Pemberian kualifikasi Notaris sebagai Pejabat
Umum berkaitan dengan wewenang Notaris. Menurut Pasal 15 ayat (1) UUJN bahwa
Notaris berwenang membuat akta otentik, sepanjang pembuatan akta-akta tersebut
tidak ditugaskan atau dikecualikan kepada pejabat atau orang lain. Pemberian
wewenang kepada pejabat atau instansi lain, seperti Kantor Catatan Sipil, tidak
berarti memberikan kualifikasi sebagai Pejabat Umum tapi hanya menjalankan
fungsi sebagai Pejabat Umum saja ketika membuat akta-akta yang ditentukan oleh
aturan hukum, dan kedudukan mereka tetap dalam jabatannya seperti semula
sebagai Pegawai Negeri.
Berdasarkan pengertian di atas, bahwa Notaris
berwenang membuat akta sepanjang dikehendaki oleh para pihak atau menurut
aturan hukum wajib dibuat dalam bentuk akta otentik. Notaris sebagai
Pejabat Publik produk akhirnya yaitu akta otentik, yang terikat dalam ketentuan
hukum perdata terutama dalam hukum pembuktian. Berkaitan dengan wewenang
tersebut, jika Notaris melakukan tindakan di luar wewenang yang telah
ditentukan, maka akta Notaris tersebut tidak mengikat secara hukum atau tidak
dapat dilaksanakan (nonexecutable). Pihak atau mereka yang merasa
dirugikan oleh tindakan Notaris di luar wewenang tersebut, maka Notaris dapat
digugat secara perdata ke Pengadilan Negeri. Berdasarkan wewenang yang ada pada
Notaris sebagaimana tersebut dalam Pasal 15 UUJN dan kekuatan pembuktian dari
akta Notaris, maka ada 2 (dua) pemahaman, yaitu :
a. Tugas jabatan Notaris adalah memformulasikan
keinginan/tindakan para pihak ke dalam akta otentik, dengan memperhatikan
aturan hukum yang berlaku.
b. Akta Notaris sebagai akta otentik mempunyai
kekuatan pembuktian yang sempurna, sehingga tidak perlu dibuktikan atau
ditambah dengan alat bukti lainnya, jika ada orang/pihak yang menilai atau
menyatakan bahwa akta tersebut tidak benar, maka orang/pihak yang menilai atau
menyatakan tidak benar tersebut wajib membuktikan penilaian atau pernyataannya
sesuai aturan hukum yang berlaku.
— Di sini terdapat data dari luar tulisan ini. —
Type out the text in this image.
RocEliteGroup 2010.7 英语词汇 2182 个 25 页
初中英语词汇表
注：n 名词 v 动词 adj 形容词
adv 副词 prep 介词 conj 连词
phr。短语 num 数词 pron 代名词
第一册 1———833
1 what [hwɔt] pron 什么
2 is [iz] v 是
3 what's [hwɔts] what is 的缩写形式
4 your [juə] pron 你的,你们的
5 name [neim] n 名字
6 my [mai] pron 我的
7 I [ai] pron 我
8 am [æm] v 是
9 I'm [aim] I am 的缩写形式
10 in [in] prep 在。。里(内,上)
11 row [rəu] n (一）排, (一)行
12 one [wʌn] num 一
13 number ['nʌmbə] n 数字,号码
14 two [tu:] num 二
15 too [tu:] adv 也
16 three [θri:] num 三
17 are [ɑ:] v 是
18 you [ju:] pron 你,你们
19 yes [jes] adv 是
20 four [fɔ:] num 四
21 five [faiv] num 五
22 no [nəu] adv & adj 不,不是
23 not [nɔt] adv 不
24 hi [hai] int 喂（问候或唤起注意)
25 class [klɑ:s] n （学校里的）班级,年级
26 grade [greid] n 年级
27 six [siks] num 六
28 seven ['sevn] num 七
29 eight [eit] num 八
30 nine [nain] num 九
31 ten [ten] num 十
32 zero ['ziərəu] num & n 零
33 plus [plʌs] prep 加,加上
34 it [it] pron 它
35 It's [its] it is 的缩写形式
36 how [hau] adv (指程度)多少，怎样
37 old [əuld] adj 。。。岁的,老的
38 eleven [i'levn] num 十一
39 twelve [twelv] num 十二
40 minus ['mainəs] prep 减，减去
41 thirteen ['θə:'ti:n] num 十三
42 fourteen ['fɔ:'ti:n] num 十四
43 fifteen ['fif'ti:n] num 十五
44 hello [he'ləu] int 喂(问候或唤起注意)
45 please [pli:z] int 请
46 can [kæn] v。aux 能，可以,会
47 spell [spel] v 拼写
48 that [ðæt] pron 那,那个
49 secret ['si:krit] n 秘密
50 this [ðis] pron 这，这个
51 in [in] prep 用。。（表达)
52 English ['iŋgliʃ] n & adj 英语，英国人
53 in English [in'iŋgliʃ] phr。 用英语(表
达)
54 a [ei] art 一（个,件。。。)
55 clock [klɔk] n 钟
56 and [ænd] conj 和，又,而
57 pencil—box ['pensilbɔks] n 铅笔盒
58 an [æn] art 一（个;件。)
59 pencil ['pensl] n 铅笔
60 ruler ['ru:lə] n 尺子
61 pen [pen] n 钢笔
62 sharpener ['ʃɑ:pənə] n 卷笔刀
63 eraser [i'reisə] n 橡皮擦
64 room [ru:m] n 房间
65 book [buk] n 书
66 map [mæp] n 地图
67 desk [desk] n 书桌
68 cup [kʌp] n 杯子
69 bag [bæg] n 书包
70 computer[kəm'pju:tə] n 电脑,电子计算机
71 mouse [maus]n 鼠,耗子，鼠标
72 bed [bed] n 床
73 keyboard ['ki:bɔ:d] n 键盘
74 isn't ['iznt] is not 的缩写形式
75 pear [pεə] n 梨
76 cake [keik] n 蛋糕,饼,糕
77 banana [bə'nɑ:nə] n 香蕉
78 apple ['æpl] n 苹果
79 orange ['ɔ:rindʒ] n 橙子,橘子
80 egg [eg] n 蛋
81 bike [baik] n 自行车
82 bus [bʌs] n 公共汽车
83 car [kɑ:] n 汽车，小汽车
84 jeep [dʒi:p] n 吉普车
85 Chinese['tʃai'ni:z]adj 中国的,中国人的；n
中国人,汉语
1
Kekuatan
pembuktian akta Notaris ini berhubungan dengan sifat publik dari jabatan
Notaris. Sepanjang suatu akta notaris tidak dapat dibuktikan ketidak benarannya
maka akta tersebut merupakan akta otentik yang memuat keterangan yang
sebenarnya dari para pihak dengan didukung oleh dokumen-dokumen yang sah dan
saksi-saksi yang dapat dipertanggung jawabkan sesuai ketentuan peraturan
perundang-undangan yang berlaku. Dengan konstruksi pemahaman seperti di
atas, maka ketentuan Pasal 50 Kitab Undang-Undang Hukum Pidana (KUHP) dapat
diterapkan kepada Notaris dalam menjalankan tugas jabatannya. Sepanjang
pelaksanaan tugas jabatan tersebut sesuai dengan tata cara yang sudah
ditentukan dalam UUJN, hal ini sebagai perlindungan hukum terhadap Notaris
dalam menjalankan tugas jabatannya atau merupakan suatu bentuk imunitas
terhadap Notaris dalam menjalankan tugas jabatannya sesuai aturan hukum yang
berlaku.
Putusan Mahkamah Agung Republik Indonesia nomor 3199 K/Pdt/1994, tanggal 27
Oktober 1994, menegaskan bahwa akta otentik menurut ketentuan ex Pasal 165 HIR
jo. 285 Rbg jo. 1868 BW merupakan bukti yang sempurna bagi kedua belah pihak
dan para ahli warisnya dan orang yang mendapat hak darinya. Pasal 50 KUHP berbunyi : Tidaklah dapat
dihukum, barang siapa melakukan sesuatu perbuatan untuk melaksanakan suatu
peraturan perundang-undangan.
Notaris
sebagai pejabat publik, dalam pengertian mempunyai wewenang dengan pengecualian.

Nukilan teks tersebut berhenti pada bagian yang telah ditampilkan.